Add this one to the "bank that thought it sold its assets" file.

Tucked away in Fannie Mae's (NYSE:FNM) earnings release last week was further evidence that mortgage assets that banks and lenders had thought were off their books might soon wind up back where they were created.

As Fannie put it:

[We will ramp up] recoveries from lenders, focusing especially on our Alt-A book. The objective is to expand loan reviews where the company incurred a loss or could incur a loss due to fraud or improper lending practices. To achieve this, we are increasing post-foreclosure loan reviews from 900 a month in January to 4,000 a month by the end of the year, expanding our quality-control reviews for targeted products and practices, and are on track to double our anti-fraud investigations this year.

In non-geek speak, this basically means Fannie is going to start honing in on mortgages it bought that disintegrated, retracing the steps to look for any fraudulent lending practices by the lender who originated the loan, and -- if there was an issue -- going back to retrieve some of the loss.

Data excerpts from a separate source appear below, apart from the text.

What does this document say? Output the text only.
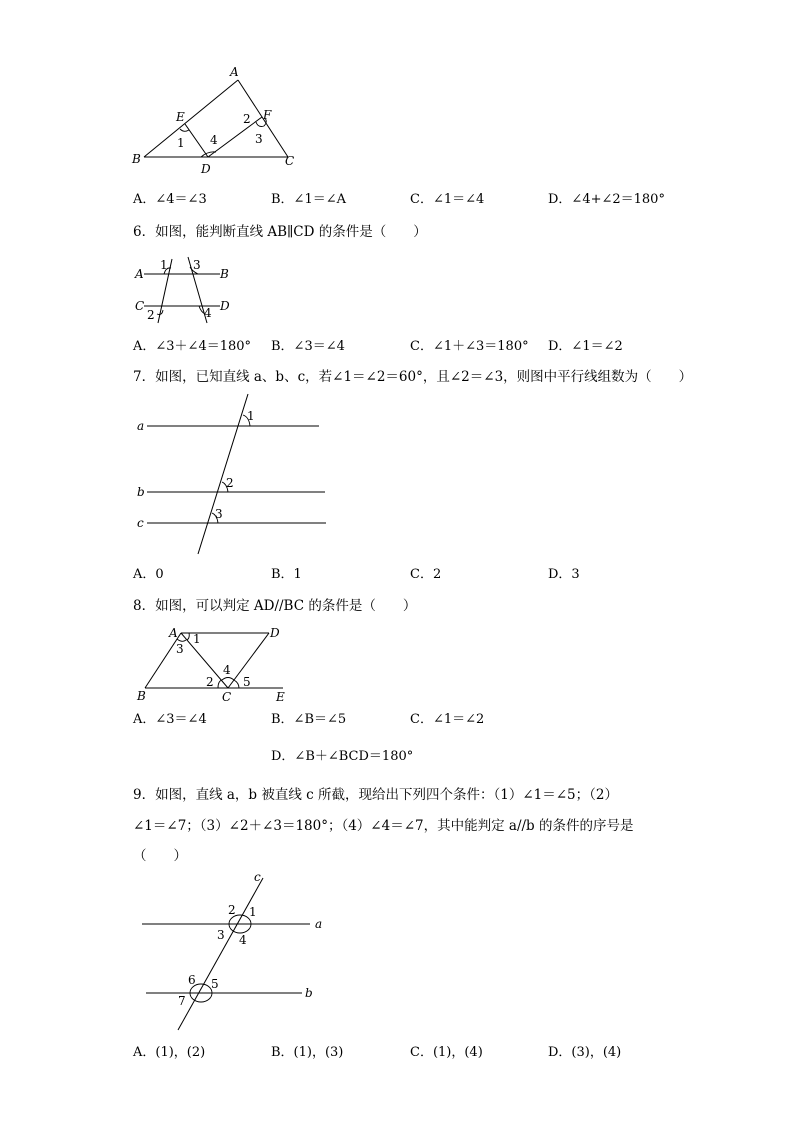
A
B	C
D
E	F
1
2
3
4
A．∠4＝∠3	B．∠1＝∠A	C．∠1＝∠4	D．∠4+∠2＝180°
6．如图，能判断直线 AB∥CD 的条件是（　　）
A	B
C	D
1 3
2	4
A．∠3＋∠4＝180° B．∠3＝∠4	C．∠1＋∠3＝180° D．∠1＝∠2
7．如图，已知直线 a、b、c，若∠1＝∠2＝60°，且∠2＝∠3，则图中平行线组数为（　　）
a
b
c
1
2
3
A．0	B．1	C．2	D．3
8．如图，可以判定 AD//BC 的条件是（　　）
A
B	C
D
E
1
3
4
2 5
A．∠3＝∠4	B．∠B＝∠5	C．∠1＝∠2
D．∠B＋∠BCD＝180°
9．如图，直线 a，b 被直线 c 所截，现给出下列四个条件：（1）∠1＝∠5；（2）
∠1＝∠7；（3）∠2＋∠3＝180°；（4）∠4＝∠7，其中能判定 a//b 的条件的序号是
（　　）
a
b
c
1
2
3 4
5
6
7
A．(1)，(2)	B．(1)，(3)	C．(1)，(4)	D．(3)，(4)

This practice is nothing new, but it could mean a nightmare for big pushers of Alt-A mortgages, a few big ones that come to mind being Countrywide -- now Bank of America (NYSE:BAC), Washington Mutual (NYSE:WM), and Wachovia (NYSE:WB).

And just how fraudulent might some of these lending practices have been? Back in April, The Wall Street Journal highlighted some of Countrywide's frighteningly loose lending practices, saying, "In many cases, Countrywide didn't even require loan officers to verify employment … That left the program vulnerable to abuse by Countrywide loan officers and outside mortgage brokers."

For the economy as a whole, it doesn't really matter -- whatever's done is done. The big issue going forward might be a trillion-dollar game of hot potato, where banks, brokers, and government-backed entities being chased by taxpayers with pitchforks battle over who ends up holding loans that never should have been made.